W poniedziałek szef Gazpromu Aleksiej Miller określił jako "bardzo trudną" sytuację z rozliczeniami za dostawy rosyjskiego gazu dla Ukrainy w maju. Dodał, że jeśli nastąpi przerwa w płatnościach, Gazprom będzie miał wszelkie podstawy do przejścia na system stuprocentowych przedpłat w regulowaniu należności za gaz.

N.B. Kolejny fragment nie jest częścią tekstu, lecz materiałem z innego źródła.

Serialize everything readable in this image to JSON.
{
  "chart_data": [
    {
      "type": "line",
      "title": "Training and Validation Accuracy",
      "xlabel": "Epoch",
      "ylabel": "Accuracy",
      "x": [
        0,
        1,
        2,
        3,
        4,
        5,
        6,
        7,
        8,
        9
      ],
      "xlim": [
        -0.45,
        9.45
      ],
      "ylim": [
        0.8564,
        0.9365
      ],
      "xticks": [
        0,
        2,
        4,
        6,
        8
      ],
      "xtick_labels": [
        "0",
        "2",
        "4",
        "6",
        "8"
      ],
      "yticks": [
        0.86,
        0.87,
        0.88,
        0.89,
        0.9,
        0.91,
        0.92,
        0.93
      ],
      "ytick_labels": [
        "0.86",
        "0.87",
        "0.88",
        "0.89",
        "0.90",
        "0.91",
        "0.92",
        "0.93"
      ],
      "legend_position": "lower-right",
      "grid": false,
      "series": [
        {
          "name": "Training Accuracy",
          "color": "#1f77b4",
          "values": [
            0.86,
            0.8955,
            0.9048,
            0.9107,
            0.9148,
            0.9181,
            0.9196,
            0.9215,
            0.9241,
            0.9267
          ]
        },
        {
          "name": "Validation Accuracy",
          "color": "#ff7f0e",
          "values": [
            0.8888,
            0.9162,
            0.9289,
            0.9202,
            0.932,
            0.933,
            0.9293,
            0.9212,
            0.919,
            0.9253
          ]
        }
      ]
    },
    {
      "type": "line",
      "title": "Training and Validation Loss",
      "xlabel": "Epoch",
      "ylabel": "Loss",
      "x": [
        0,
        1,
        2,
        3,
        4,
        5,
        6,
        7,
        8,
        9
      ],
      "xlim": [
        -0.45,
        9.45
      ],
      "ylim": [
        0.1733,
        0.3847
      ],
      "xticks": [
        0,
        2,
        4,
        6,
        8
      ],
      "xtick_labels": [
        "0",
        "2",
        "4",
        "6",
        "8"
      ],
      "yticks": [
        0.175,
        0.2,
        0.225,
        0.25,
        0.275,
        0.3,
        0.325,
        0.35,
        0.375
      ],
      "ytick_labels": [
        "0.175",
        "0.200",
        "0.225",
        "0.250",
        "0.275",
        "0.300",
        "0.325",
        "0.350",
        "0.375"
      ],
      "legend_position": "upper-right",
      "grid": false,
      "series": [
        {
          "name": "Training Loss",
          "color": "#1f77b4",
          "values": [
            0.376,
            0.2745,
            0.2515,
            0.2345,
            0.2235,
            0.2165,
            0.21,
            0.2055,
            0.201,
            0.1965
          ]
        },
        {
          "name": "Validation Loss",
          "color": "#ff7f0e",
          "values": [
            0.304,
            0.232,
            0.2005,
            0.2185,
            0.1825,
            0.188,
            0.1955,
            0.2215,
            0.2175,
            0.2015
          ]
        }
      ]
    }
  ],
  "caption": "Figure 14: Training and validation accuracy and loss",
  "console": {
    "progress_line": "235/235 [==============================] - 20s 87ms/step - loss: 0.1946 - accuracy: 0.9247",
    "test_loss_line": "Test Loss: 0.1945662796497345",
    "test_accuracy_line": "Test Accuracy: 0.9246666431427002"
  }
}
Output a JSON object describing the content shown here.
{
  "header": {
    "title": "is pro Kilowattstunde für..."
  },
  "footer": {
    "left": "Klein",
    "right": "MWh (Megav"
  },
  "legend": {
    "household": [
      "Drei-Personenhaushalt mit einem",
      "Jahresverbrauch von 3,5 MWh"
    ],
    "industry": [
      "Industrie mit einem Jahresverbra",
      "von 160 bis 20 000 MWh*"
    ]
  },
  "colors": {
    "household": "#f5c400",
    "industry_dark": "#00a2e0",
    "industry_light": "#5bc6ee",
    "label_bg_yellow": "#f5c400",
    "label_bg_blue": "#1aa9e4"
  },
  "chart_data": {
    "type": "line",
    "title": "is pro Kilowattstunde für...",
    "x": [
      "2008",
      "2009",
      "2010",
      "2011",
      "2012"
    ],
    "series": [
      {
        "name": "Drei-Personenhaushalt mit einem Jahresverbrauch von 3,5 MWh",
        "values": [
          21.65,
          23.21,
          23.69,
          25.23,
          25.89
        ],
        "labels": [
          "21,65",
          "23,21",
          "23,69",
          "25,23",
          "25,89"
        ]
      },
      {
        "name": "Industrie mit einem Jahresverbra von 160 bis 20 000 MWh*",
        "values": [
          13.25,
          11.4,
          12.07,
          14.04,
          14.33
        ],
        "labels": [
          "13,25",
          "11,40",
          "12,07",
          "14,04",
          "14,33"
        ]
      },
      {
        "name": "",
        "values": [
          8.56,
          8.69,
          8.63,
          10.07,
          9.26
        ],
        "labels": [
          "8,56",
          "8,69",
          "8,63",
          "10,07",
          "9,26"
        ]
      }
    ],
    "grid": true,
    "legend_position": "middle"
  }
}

Interfax-Ukraina przypomniał wówczas, że Kijów powinien płacić za dostawy w danym miesiącu do siódmego dnia następnego miesiąca. Agencja podkreśliła, że na rozliczenie się z Rosjanami Naftohaz ma jeszcze dwa tygodnie. Jak dodała, dotąd koncern nie naruszał tego terminu.

Reklama

W miniony piątek o swych wątpliwościach dotyczących zdolności płatniczych Naftohazu mówił prezydent Rosji Dmitrij Miedwiediew. Anonimowe rosyjskie źródła rządowe także sugerowały w zeszłym tygodniu, że sytuacja finansowa ukraińskiego przedsiębiorstwa jest bardzo zła i może doprowadzić do powtórki "kryzysu gazowego" z początku roku.

Na przełomie roku między Rosją a Ukrainą doszło do konfliktu na tle cen rosyjskiego gazu dla Ukrainy oraz stawek za tranzyt. W jego wyniku strona rosyjska wstrzymała dostawy gazu - najpierw dla Ukrainy, a potem dla odbiorców w Europie.